You have a closet full of heels that you stare at longingly every once in a while, but you know you will always opt for the sensible flats (unless your spouse lets you go out with your girlfriends – in that case, you will be wearing 6-inch heels to Applebee’s).
You love Target – but not in the same way you used to love Target. You long for the days when you could wander for hours touching every piece of clothing in the women’s section, debating which shade of lip gloss to buy, trying on all the sunglasses, and picking out new bed linens. Instead, you spend most of your Target-time before you even walk through the automatic doors.
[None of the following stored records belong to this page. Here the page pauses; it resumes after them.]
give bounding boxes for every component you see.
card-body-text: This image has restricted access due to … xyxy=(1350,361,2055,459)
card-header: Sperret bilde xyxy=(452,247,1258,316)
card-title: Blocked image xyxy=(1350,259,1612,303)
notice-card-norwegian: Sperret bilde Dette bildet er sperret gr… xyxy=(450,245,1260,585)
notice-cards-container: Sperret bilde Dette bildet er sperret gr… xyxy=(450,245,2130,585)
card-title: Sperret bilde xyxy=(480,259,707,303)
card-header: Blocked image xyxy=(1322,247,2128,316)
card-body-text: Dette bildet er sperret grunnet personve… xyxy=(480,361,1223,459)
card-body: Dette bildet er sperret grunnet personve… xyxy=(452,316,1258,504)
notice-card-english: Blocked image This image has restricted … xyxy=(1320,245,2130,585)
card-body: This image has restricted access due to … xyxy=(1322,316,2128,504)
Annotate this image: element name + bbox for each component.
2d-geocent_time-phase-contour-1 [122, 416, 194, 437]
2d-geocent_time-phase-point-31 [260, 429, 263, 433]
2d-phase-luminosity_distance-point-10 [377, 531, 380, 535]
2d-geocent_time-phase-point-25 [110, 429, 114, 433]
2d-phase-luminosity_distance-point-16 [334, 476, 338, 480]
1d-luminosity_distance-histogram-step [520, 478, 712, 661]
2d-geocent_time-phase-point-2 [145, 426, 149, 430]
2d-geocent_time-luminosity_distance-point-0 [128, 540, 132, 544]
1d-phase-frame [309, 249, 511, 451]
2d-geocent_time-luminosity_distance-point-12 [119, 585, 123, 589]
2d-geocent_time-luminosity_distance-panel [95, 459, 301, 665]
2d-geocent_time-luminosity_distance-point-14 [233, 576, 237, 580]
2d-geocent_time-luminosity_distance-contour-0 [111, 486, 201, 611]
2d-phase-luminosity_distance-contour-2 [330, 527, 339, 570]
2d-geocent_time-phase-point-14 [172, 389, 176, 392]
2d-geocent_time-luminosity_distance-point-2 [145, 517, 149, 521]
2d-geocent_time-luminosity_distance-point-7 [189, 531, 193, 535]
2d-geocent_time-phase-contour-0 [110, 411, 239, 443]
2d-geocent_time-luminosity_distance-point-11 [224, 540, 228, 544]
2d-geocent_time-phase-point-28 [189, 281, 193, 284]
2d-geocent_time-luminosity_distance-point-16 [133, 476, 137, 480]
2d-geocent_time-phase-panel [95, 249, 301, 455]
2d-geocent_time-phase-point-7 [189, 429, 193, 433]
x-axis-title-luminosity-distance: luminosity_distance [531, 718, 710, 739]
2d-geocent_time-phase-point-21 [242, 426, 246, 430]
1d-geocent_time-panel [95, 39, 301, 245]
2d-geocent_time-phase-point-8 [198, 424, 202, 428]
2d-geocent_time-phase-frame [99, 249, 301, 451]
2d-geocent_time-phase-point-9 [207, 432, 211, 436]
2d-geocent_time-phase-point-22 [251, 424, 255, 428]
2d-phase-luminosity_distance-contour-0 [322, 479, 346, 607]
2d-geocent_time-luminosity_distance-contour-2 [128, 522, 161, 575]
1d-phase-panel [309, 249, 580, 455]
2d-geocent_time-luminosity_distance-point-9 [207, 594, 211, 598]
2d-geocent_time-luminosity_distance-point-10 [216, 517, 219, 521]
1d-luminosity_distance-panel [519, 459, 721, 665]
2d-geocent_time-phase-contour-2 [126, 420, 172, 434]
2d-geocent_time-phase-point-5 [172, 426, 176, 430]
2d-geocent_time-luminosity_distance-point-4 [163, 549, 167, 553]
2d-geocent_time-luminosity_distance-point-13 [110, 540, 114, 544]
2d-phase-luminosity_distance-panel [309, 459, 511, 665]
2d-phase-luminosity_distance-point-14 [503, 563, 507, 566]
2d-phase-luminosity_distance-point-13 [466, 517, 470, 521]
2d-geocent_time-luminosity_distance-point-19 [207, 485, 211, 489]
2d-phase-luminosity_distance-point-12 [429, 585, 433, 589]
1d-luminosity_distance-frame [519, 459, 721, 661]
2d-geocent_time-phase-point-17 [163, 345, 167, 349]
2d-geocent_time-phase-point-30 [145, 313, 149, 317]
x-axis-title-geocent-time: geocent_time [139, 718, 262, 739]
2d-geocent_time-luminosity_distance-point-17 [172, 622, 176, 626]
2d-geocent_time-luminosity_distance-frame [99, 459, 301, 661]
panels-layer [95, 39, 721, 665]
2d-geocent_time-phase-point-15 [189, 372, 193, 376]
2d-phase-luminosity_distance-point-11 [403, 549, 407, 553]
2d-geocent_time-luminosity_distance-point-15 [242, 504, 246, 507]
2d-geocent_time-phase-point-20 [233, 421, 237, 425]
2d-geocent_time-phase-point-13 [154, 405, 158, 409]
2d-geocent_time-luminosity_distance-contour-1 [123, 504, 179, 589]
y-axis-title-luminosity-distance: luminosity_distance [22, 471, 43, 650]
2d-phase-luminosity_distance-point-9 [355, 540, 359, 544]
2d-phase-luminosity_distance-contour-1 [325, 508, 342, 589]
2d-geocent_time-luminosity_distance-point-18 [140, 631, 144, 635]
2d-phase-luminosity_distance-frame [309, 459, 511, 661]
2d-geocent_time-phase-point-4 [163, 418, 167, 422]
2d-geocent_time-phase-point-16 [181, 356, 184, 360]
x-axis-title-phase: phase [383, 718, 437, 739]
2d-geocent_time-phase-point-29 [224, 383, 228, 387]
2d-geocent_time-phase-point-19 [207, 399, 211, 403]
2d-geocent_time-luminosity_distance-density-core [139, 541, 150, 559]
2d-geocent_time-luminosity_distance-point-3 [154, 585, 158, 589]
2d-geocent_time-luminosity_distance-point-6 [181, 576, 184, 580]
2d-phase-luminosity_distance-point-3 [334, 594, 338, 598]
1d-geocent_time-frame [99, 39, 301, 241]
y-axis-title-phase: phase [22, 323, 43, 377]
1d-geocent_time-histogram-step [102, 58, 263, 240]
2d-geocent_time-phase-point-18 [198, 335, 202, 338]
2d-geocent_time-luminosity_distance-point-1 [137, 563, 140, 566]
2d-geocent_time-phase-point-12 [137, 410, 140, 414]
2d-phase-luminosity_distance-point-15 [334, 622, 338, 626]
You research and compare sales and scientifically add deals to your Cartwheel. Then you make a plan of action so you can get in and out with the best deal on Up & Up paper towel and Oil of Olay moisturizer before nap time (unless you somehow get to go to Target on your own, and then it’s game on).
In the summer, your uniform is a t-shirt (probably from Target) and jeans (or, if you happened to shave your legs, the stretch-waist maternity shorts you kept on hand after the last baby).
In the winter, your uniform is the same t-shirt and jeans plus a cardigan (also from Target . . . or maybe Old Navy). You have learned that layers are necessary because you are going to get sweaty carrying around and/or running after your demon, ahem . . . child.
You have thousands of photos stored in your iPhone, but haven’t printed any in years (except that time your daughter needed a current picture for a school project and you had to spend hours figuring out how to get it from your phone to the photo printer at CVS).
Speaking of photos, all of your selfies include at least one of your children.
You outwardly laugh and nod when you hear other moms talking about how they never have a minute to themselves in the bathroom, but inwardly you are wondering if they ever just close the door and play on their phones while ignoring the tiny knocking fists like you do.
You promised yourself that you wouldn’t send your kid to school with boring, typical lunches, and you actually did an okay job for the first couple weeks of school, but now, she gets sandwiches and grape tomatoes pretty much every day (and you don’t even attempt to cut them into animal shapes – I mean, really, you just gave up).
You think your kid is the coolest kid ever (nothing basic about her – she didn’t even want to be Elsa for Halloween).
And as for Taylor Swift, of course you love Taylor Swift. You’re not a monster.
Or maybe these are all just things that apply to me, and I want to be relevant enough to fit into a snarky cultural label. So I made this list in hopes that there are other basic moms out there who don’t mind being too busy picking up crayons to keep up with the Kardashians and too budget-strapped to get Chipotle with a Starbucks chaser for lunch and too tired from . . . well, everything to even think about jumping on the Scandal bandwagon . . . as long as it means we get to spend our time, money, and energy on our kids. After all, they are the coolest kids in the history of the universe.